I like it. I like it a lot.
What do you know about the “image” and “likeness?” I’ve heard theologians try to make something of the use of two words, but I think they’re synonyms. What are your thoughts? Intensification of the statment of similarity to God by repetition?
Mogget — I believe Gen. 1:1-2:4a to be “elevated prose” from a form-critical standpoint. It’s not quite prose, it’s not quite poetry, but somewhere in between; hence “elevated prose.” That said, I think genre/form awareness when reading through this section is critical so that the reader doesn’t, again, strain at gnats (and swallow the gamal). Elevated prose, then, would be a genre or form which requires the same theological and historical/literal sensitivities one might expect in, say, poetry (like Gen. 49). The author doesn’t want us to get lost in it, but yet places it here for a reason. A balanced approach between textual minimalism and textual maximalism is safe here.
As far as “image” and “likeness,” I really stepped out on a limb with this one when I did my exegetical work for class on this by stating that it’s simply rediculous to run around trying to avoid the fact that the author(s) of 1:26-28 uses two distinct and separate (yet semantically related) words to compare the image of God and the image of ‘adam. Two words are stronger than one. Reading it in the Hebrew, you can just feel the author going out of his way to write those two words down (in contrast to the rest of the creation narrative, wherein if one blinks while reading it, one will miss a lot). At the very least, the author wants us to conjure thoughts of some form of similarity in a very tangible way (zelem is used for effigies and images elsewhere in the Bible!). Any rationally minded person can see that. Even my professor agreed that it is rather difficult for folks to avoid the seemingly physical (for lack of a better word) comparison. Now, can we allow our hermeneutic to take us as far as saying that this passage indicates that both have “flesh and bone?” No. Ancient Israelites would never go that far–even if it’s true. But I think we’re on safe soil to say that the two (God and ‘adam) look alike. And yes, many of the commentaries strain at gnats by stating that the image is one of similarity of mind. Huh? I don’t see that from the context at all. The context is the creation, or better said “formation,” of the physical things of this world–it would be wise to read these verses with that in mind–the creation of physical things, not mentalities (insomuch as they’re distinct from physicalities). So for David J, the bottom line is: the two look alike.

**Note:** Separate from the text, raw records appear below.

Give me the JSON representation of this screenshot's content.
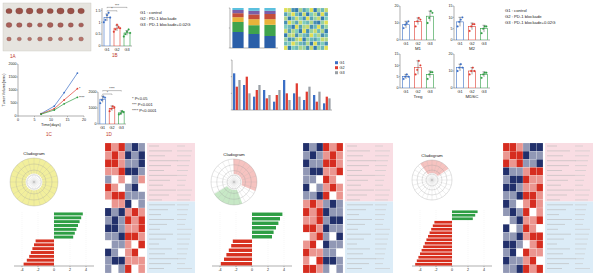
{
  "chart_data": [
    {
      "type": "bar",
      "categories": [
        "G1",
        "G2",
        "G3"
      ],
      "values": [
        1.2,
        0.75,
        0.55
      ],
      "errors": [
        0.15,
        0.12,
        0.1
      ],
      "points": [
        [
          1.0,
          1.1,
          1.3,
          1.4,
          1.2
        ],
        [
          0.6,
          0.7,
          0.9,
          0.8,
          0.75
        ],
        [
          0.4,
          0.5,
          0.6,
          0.7,
          0.55
        ]
      ],
      "colors": [
        "#3b6fc6",
        "#e03c31",
        "#2f9e44"
      ],
      "ylim": [
        0,
        1.6
      ],
      "yticks": [
        0,
        0.5,
        1,
        1.5
      ],
      "annotations": [
        "*",
        "***"
      ]
    },
    {
      "type": "line",
      "x": [
        7,
        11,
        14,
        18
      ],
      "series": [
        {
          "color": "#3b6fc6",
          "values": [
            90,
            380,
            900,
            1650
          ]
        },
        {
          "color": "#e03c31",
          "values": [
            80,
            280,
            620,
            1050
          ]
        },
        {
          "color": "#2f9e44",
          "values": [
            70,
            230,
            470,
            720
          ]
        }
      ],
      "xlim": [
        0,
        20
      ],
      "xticks": [
        0,
        5,
        10,
        15,
        20
      ],
      "ylim": [
        0,
        2000
      ],
      "yticks": [
        0,
        500,
        1000,
        1500,
        2000
      ],
      "x_label": "Time(days)",
      "y_label": "Tumor Volume(mm³)",
      "annotations": [
        "*",
        "****"
      ],
      "marker": "circle"
    },
    {
      "type": "bar",
      "categories": [
        "G1",
        "G2",
        "G3"
      ],
      "values": [
        1550,
        980,
        700
      ],
      "errors": [
        200,
        150,
        120
      ],
      "points": [
        [
          1300,
          1500,
          1700,
          1650
        ],
        [
          800,
          950,
          1100,
          1050
        ],
        [
          600,
          650,
          800,
          750
        ]
      ],
      "colors": [
        "#3b6fc6",
        "#e03c31",
        "#2f9e44"
      ],
      "ylim": [
        0,
        2000
      ],
      "yticks": [
        0,
        1000,
        2000
      ],
      "annotations": [
        "*",
        "****"
      ]
    },
    {
      "type": "bar",
      "stacked": true,
      "tick_labels": false,
      "categories": [
        null,
        null,
        null
      ],
      "series": [
        {
          "color": "#2b5fa8",
          "values": [
            40,
            35,
            30
          ]
        },
        {
          "color": "#3fa34d",
          "values": [
            25,
            22,
            28
          ]
        },
        {
          "color": "#e8b33a",
          "values": [
            12,
            15,
            14
          ]
        },
        {
          "color": "#c44e3a",
          "values": [
            10,
            12,
            13
          ]
        },
        {
          "color": "#7b5ea7",
          "values": [
            8,
            9,
            8
          ]
        },
        {
          "color": "#5bc0de",
          "values": [
            5,
            7,
            7
          ]
        }
      ],
      "ylim": [
        0,
        100
      ],
      "yticks": [
        0,
        50,
        100
      ]
    },
    {
      "type": "heatmap",
      "color_range": [
        0,
        1
      ],
      "cells": [
        [
          0.9,
          0.8,
          0.2,
          0.1,
          0.7,
          0.3,
          0.5,
          0.9,
          0.1,
          0.6,
          0.4,
          0.8
        ],
        [
          0.3,
          0.6,
          0.9,
          0.4,
          0.2,
          0.8,
          0.1,
          0.5,
          0.7,
          0.2,
          0.9,
          0.3
        ],
        [
          0.7,
          0.1,
          0.4,
          0.8,
          0.5,
          0.2,
          0.9,
          0.3,
          0.6,
          0.8,
          0.1,
          0.5
        ],
        [
          0.2,
          0.9,
          0.6,
          0.3,
          0.8,
          0.5,
          0.4,
          0.7,
          0.2,
          0.1,
          0.6,
          0.9
        ],
        [
          0.5,
          0.4,
          0.1,
          0.9,
          0.3,
          0.7,
          0.8,
          0.2,
          0.4,
          0.9,
          0.3,
          0.6
        ],
        [
          0.8,
          0.3,
          0.7,
          0.5,
          0.1,
          0.9,
          0.2,
          0.6,
          0.8,
          0.4,
          0.7,
          0.1
        ],
        [
          0.1,
          0.7,
          0.8,
          0.2,
          0.6,
          0.4,
          0.3,
          0.9,
          0.5,
          0.7,
          0.2,
          0.4
        ],
        [
          0.6,
          0.2,
          0.3,
          0.7,
          0.9,
          0.1,
          0.6,
          0.4,
          0.3,
          0.5,
          0.8,
          0.7
        ],
        [
          0.4,
          0.5,
          0.9,
          0.6,
          0.4,
          0.3,
          0.7,
          0.1,
          0.9,
          0.3,
          0.5,
          0.2
        ],
        [
          0.9,
          0.1,
          0.5,
          0.4,
          0.7,
          0.6,
          0.2,
          0.8,
          0.1,
          0.6,
          0.4,
          0.9
        ]
      ]
    },
    {
      "type": "bar",
      "tick_labels": false,
      "legend": "right",
      "categories": [
        null,
        null,
        null,
        null,
        null,
        null,
        null,
        null,
        null,
        null
      ],
      "series": [
        {
          "name": "G1",
          "color": "#3b6fc6",
          "values": [
            22,
            15,
            8,
            12,
            5,
            18,
            10,
            6,
            9,
            4
          ]
        },
        {
          "name": "G2",
          "color": "#e03c31",
          "values": [
            14,
            20,
            12,
            7,
            9,
            10,
            16,
            11,
            5,
            8
          ]
        },
        {
          "name": "G3",
          "color": "#9aa0a6",
          "values": [
            18,
            10,
            15,
            9,
            12,
            6,
            8,
            14,
            11,
            7
          ]
        }
      ],
      "ylim": [
        0,
        30
      ],
      "yticks": [
        0,
        10,
        20,
        30
      ]
    },
    {
      "type": "bar",
      "title": "M1",
      "categories": [
        "G1",
        "G2",
        "G3"
      ],
      "values": [
        9,
        11,
        14
      ],
      "errors": [
        2,
        2,
        3
      ],
      "points": [
        [
          7,
          9,
          10,
          11
        ],
        [
          8,
          11,
          13,
          12
        ],
        [
          10,
          13,
          17,
          16
        ]
      ],
      "colors": [
        "#3b6fc6",
        "#e03c31",
        "#2f9e44"
      ],
      "ylim": [
        0,
        20
      ],
      "yticks": [
        0,
        10,
        20
      ]
    },
    {
      "type": "bar",
      "title": "M2",
      "categories": [
        "G1",
        "G2",
        "G3"
      ],
      "values": [
        8,
        6,
        5
      ],
      "errors": [
        2,
        1.5,
        1.5
      ],
      "points": [
        [
          6,
          8,
          9,
          10
        ],
        [
          4,
          6,
          7,
          7
        ],
        [
          3,
          5,
          6,
          6
        ]
      ],
      "colors": [
        "#3b6fc6",
        "#e03c31",
        "#2f9e44"
      ],
      "ylim": [
        0,
        15
      ],
      "yticks": [
        0,
        5,
        10,
        15
      ]
    },
    {
      "type": "bar",
      "title": "Treg",
      "categories": [
        "G1",
        "G2",
        "G3"
      ],
      "values": [
        5,
        9,
        6
      ],
      "errors": [
        1,
        3,
        1.5
      ],
      "points": [
        [
          4,
          5,
          6,
          5
        ],
        [
          6,
          8,
          12,
          10
        ],
        [
          4,
          6,
          7,
          7
        ]
      ],
      "colors": [
        "#3b6fc6",
        "#e03c31",
        "#2f9e44"
      ],
      "ylim": [
        0,
        15
      ],
      "yticks": [
        0,
        5,
        10,
        15
      ]
    },
    {
      "type": "bar",
      "title": "MDSC",
      "categories": [
        "G1",
        "G2",
        "G3"
      ],
      "values": [
        12,
        10,
        8
      ],
      "errors": [
        2,
        2,
        1.5
      ],
      "points": [
        [
          10,
          12,
          14,
          12
        ],
        [
          8,
          10,
          12,
          10
        ],
        [
          6,
          8,
          9,
          9
        ]
      ],
      "colors": [
        "#3b6fc6",
        "#e03c31",
        "#2f9e44"
      ],
      "ylim": [
        0,
        20
      ],
      "yticks": [
        0,
        10,
        20
      ]
    },
    {
      "type": "bar",
      "orientation": "horizontal",
      "categories": [
        null,
        null,
        null,
        null,
        null,
        null,
        null,
        null,
        null,
        null,
        null,
        null,
        null,
        null
      ],
      "values": [
        3.6,
        3.4,
        3.2,
        3.0,
        2.8,
        2.6,
        2.4,
        -2.3,
        -2.5,
        -2.7,
        -2.9,
        -3.1,
        -3.4,
        -3.8
      ],
      "colors": [
        "#2e9e44",
        "#2e9e44",
        "#2e9e44",
        "#2e9e44",
        "#2e9e44",
        "#2e9e44",
        "#2e9e44",
        "#d7301f",
        "#d7301f",
        "#d7301f",
        "#d7301f",
        "#d7301f",
        "#d7301f",
        "#d7301f"
      ],
      "xlim": [
        -5,
        5
      ],
      "xticks": [
        -4,
        -2,
        0,
        2,
        4
      ]
    },
    {
      "type": "bar",
      "orientation": "horizontal",
      "categories": [
        null,
        null,
        null,
        null,
        null,
        null,
        null,
        null,
        null,
        null,
        null,
        null
      ],
      "values": [
        3.8,
        3.5,
        3.3,
        3.0,
        2.7,
        2.5,
        -2.4,
        -2.6,
        -2.9,
        -3.2,
        -3.5,
        -3.9
      ],
      "colors": [
        "#2e9e44",
        "#2e9e44",
        "#2e9e44",
        "#2e9e44",
        "#2e9e44",
        "#2e9e44",
        "#d7301f",
        "#d7301f",
        "#d7301f",
        "#d7301f",
        "#d7301f",
        "#d7301f"
      ],
      "xlim": [
        -5,
        5
      ],
      "xticks": [
        -4,
        -2,
        0,
        2,
        4
      ]
    },
    {
      "type": "bar",
      "orientation": "horizontal",
      "categories": [
        null,
        null,
        null,
        null,
        null,
        null,
        null,
        null,
        null,
        null,
        null,
        null,
        null,
        null,
        null,
        null
      ],
      "values": [
        3.2,
        2.9,
        2.6,
        -2.2,
        -2.4,
        -2.6,
        -2.8,
        -3.0,
        -3.2,
        -3.4,
        -3.6,
        -3.8,
        -4.0,
        -4.2,
        -4.4,
        -4.6
      ],
      "colors": [
        "#2e9e44",
        "#2e9e44",
        "#2e9e44",
        "#d7301f",
        "#d7301f",
        "#d7301f",
        "#d7301f",
        "#d7301f",
        "#d7301f",
        "#d7301f",
        "#d7301f",
        "#d7301f",
        "#d7301f",
        "#d7301f",
        "#d7301f",
        "#d7301f"
      ],
      "xlim": [
        -5,
        5
      ],
      "xticks": [
        -4,
        -2,
        0,
        2,
        4
      ]
    },
    {
      "type": "heatmap",
      "color_range": [
        -2,
        2
      ],
      "cells": [
        [
          2,
          1,
          2,
          -1,
          -2,
          -1
        ],
        [
          1,
          2,
          1,
          -2,
          -1,
          -2
        ],
        [
          2,
          2,
          1,
          -1,
          -1,
          -2
        ],
        [
          1,
          1,
          2,
          -2,
          -2,
          -1
        ],
        [
          -1,
          0,
          1,
          0,
          -1,
          1
        ],
        [
          2,
          1,
          0,
          -1,
          -2,
          0
        ],
        [
          1,
          2,
          2,
          -1,
          -1,
          -1
        ],
        [
          0,
          1,
          1,
          -2,
          0,
          -1
        ],
        [
          -2,
          -1,
          -2,
          1,
          2,
          1
        ],
        [
          -1,
          -2,
          -1,
          2,
          1,
          2
        ],
        [
          -2,
          -2,
          -1,
          1,
          1,
          2
        ],
        [
          -1,
          -1,
          -2,
          2,
          2,
          1
        ],
        [
          0,
          -1,
          -1,
          1,
          0,
          2
        ],
        [
          -2,
          -1,
          0,
          1,
          2,
          0
        ],
        [
          -1,
          -2,
          -2,
          1,
          1,
          1
        ],
        [
          -1,
          0,
          -1,
          2,
          0,
          1
        ]
      ]
    },
    {
      "type": "heatmap",
      "color_range": [
        -2,
        2
      ],
      "cells": [
        [
          -2,
          -1,
          -2,
          2,
          1,
          2
        ],
        [
          -1,
          -2,
          -1,
          1,
          2,
          1
        ],
        [
          -2,
          -1,
          -1,
          2,
          2,
          1
        ],
        [
          -1,
          -2,
          -2,
          1,
          1,
          2
        ],
        [
          -1,
          -1,
          0,
          2,
          1,
          0
        ],
        [
          -2,
          0,
          -1,
          1,
          2,
          1
        ],
        [
          -1,
          -1,
          -2,
          2,
          0,
          1
        ],
        [
          1,
          2,
          1,
          -1,
          -2,
          -1
        ],
        [
          2,
          1,
          2,
          -2,
          -1,
          -1
        ],
        [
          1,
          1,
          2,
          -1,
          -2,
          -2
        ],
        [
          2,
          2,
          1,
          -2,
          -1,
          -1
        ],
        [
          0,
          1,
          2,
          -1,
          0,
          -2
        ],
        [
          1,
          2,
          0,
          -2,
          -1,
          -1
        ],
        [
          2,
          1,
          1,
          -1,
          -1,
          0
        ],
        [
          1,
          0,
          2,
          -2,
          -2,
          -1
        ],
        [
          2,
          2,
          1,
          -1,
          0,
          -1
        ]
      ]
    },
    {
      "type": "heatmap",
      "color_range": [
        -2,
        2
      ],
      "cells": [
        [
          2,
          2,
          1,
          -1,
          -2,
          -2
        ],
        [
          1,
          2,
          2,
          -2,
          -1,
          -1
        ],
        [
          2,
          1,
          2,
          -1,
          -1,
          -2
        ],
        [
          -2,
          -1,
          -1,
          1,
          2,
          2
        ],
        [
          -1,
          -2,
          -2,
          2,
          1,
          1
        ],
        [
          -2,
          -2,
          -1,
          1,
          1,
          2
        ],
        [
          -1,
          -1,
          -2,
          2,
          2,
          1
        ],
        [
          -2,
          -1,
          0,
          1,
          2,
          1
        ],
        [
          -1,
          -2,
          -1,
          2,
          0,
          1
        ],
        [
          0,
          -1,
          -2,
          1,
          1,
          2
        ],
        [
          -2,
          0,
          -1,
          2,
          1,
          0
        ],
        [
          -1,
          -1,
          -2,
          1,
          2,
          2
        ],
        [
          -2,
          -2,
          -1,
          0,
          1,
          2
        ],
        [
          -1,
          -2,
          0,
          2,
          1,
          1
        ],
        [
          -2,
          -1,
          -1,
          1,
          2,
          0
        ],
        [
          -1,
          -1,
          -2,
          2,
          1,
          2
        ]
      ]
    }
  ],
  "figure": {
    "panel_labels": [
      "1A",
      "1B",
      "1C",
      "1D"
    ],
    "group_legend": [
      "G1 : control",
      "G2 : PD-1 blockade",
      "G3 : PD-1 blockade+0.02G"
    ],
    "p_legend": [
      "* P<0.05",
      "*** P<0.001",
      "**** P<0.0001"
    ],
    "group_legend_right": [
      "G1 : control",
      "G2 : PD-1 blockade",
      "G3 : PD-1 blockade+0.02G"
    ],
    "cladogram_titles": [
      "Cladogram",
      "Cladogram",
      "Cladogram"
    ]
  }
}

Thanks. I’m looking forward to more of your thoughts as the year progresses.
‘demut’ is also used on several Aramaic statue/burial inscriptions with a depiction of the deceased to indicate that it’s a rough picture of the deceased.
I highly recommend a little book by LDS author James R. Baker, Women’s Rights in Old Testament Times, Signature Books, 1992. Baker is an attorney and freelance writer who had focused his studies on the law during Old Testament times, and has studied at BYU, York University, and Hebrew University. While discussing women’s rights in the Old Testament, he greatly illuminates many familiar biblical narratives, especially in Genesis. Extensively researched.
The work appears to be unfortunately out of print. Used copies at bargain prices are available at Amazon.
Thanks for the tip. I’ve ordered a copy in via ILL, so it might take a couple of weeks to arrive.
I have to warn you, without knowing who you are, that LDS work on the Bible is usually problematic. But maybe this will be different.